Shear fun in the real world!

Back in the real world, the one where Tracey has had to do all the work while I stroll around the countryside with my friends, there is lots of work to be done. Yesterday passed slowly as I recovered from the exertions of the trek, both feet had swelled from bruising so I spent a jolly day with them in a bucket of cold water reading and drinking a few beers. We went to The Harp to celebrate and had the usual fantastic meal, once again David cooked a steak that could not be surpassed in any way shape or form.

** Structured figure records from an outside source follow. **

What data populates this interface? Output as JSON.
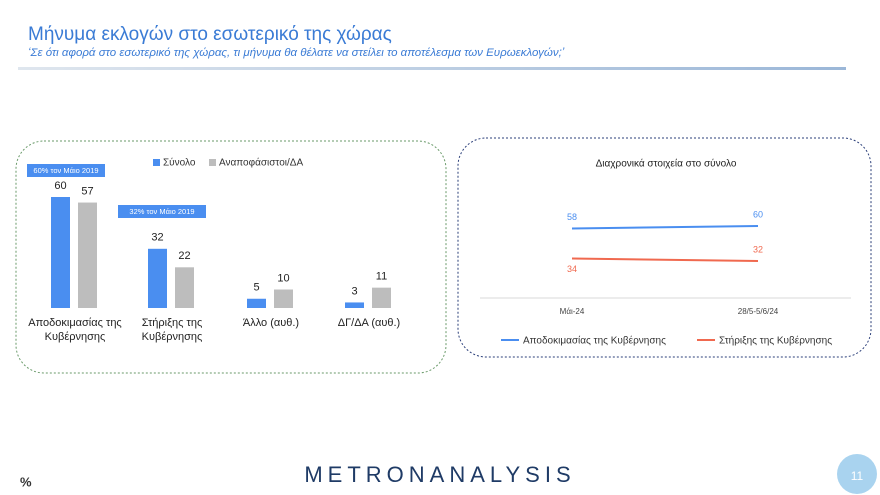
{
  "header": {
    "title": "Μήνυμα εκλογών στο εσωτερικό της χώρας",
    "subtitle": "‘Σε ότι αφορά στο εσωτερικό της χώρας, τι μήνυμα θα θέλατε να στείλει το αποτέλεσμα των Ευρωεκλογών;’"
  },
  "chart_data": [
    {
      "type": "bar",
      "categories": [
        "Αποδοκιμασίας της Κυβέρνησης",
        "Στήριξης της Κυβέρνησης",
        "Άλλο (αυθ.)",
        "ΔΓ/ΔΑ (αυθ.)"
      ],
      "series": [
        {
          "name": "Σύνολο",
          "color": "#4a8ef0",
          "values": [
            60,
            32,
            5,
            3
          ]
        },
        {
          "name": "Αναποφάσιστοι/ΔΑ",
          "color": "#bdbdbd",
          "values": [
            57,
            22,
            10,
            11
          ]
        }
      ],
      "annotations": [
        "60% τον Μάιο 2019",
        "32% τον Μάιο 2019"
      ],
      "annotation_color": "#4a8ef0"
    },
    {
      "type": "line",
      "title": "Διαχρονικά στοιχεία στο σύνολο",
      "categories": [
        "Μάι-24",
        "28/5-5/6/24"
      ],
      "series": [
        {
          "name": "Αποδοκιμασίας της Κυβέρνησης",
          "color": "#4a8ef0",
          "values": [
            58,
            60
          ]
        },
        {
          "name": "Στήριξης της Κυβέρνησης",
          "color": "#f0694f",
          "values": [
            34,
            32
          ]
        }
      ]
    }
  ],
  "footer": {
    "unit": "%",
    "brand": "METRONANALYSIS",
    "page": "11"
  }
}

Sunday dawned, along with a new batch of aches and pains but the shearing had to be done so no more lounging in the garden. Typically instead of being in the yard for breakfast the Ryelands were all over the place so very slowly the round up began. By the time this butch itinerant shearer arrived we were missing last years lambs, Sandy, Hercules, Maude and Bonny, two ewes, Roxy and Ebony and our Suffolk cross, Meg. Tracey volunteered to walk around the hill to seek them out whilst I kept up a steady supply of tea and chocolate hob nobs for the Shearer Man. Some of you may recognise him, for he is famous, not for being the sheep equivalent of Vidal Sassoon but for being the captain of Hereford Rugby Club.

Whilst Tracey was doing the Bo Peep bit he manfully wrestled the sheep and gave them their annual short back and sides, all the time keeping them calm by singing to them (see photos above and below)

Tracey returned with the missing flockers apart from Meg. Now we have already lost three Suffolks since we have been here, see postings for M.I.A.s to read the full story, and again it looked like Meg was now M.I.A and probably on her way to a pie filling plant, caught up in the annual roundup.
Job done the Shearer Man waived his fee donating it to the Prostate Cancer charity, a big gesture as the amount would have bought him five miles, so many thanks Pritch, you cant sing but you are a generous soul.
Once the sheep were over their trauma they wandered off, cooler if not happy.
Early this evening I took Mad Keith his dinner. Whilst we were chatting a lone sheep wandered down the trail towards the rest of our flock gathered on the technohermits lawn. Meg had returned, safe and crustless. She now has a choice, stay hot all summer or allow me to shear her by handshears, and does anyone remember how that turned out our first year?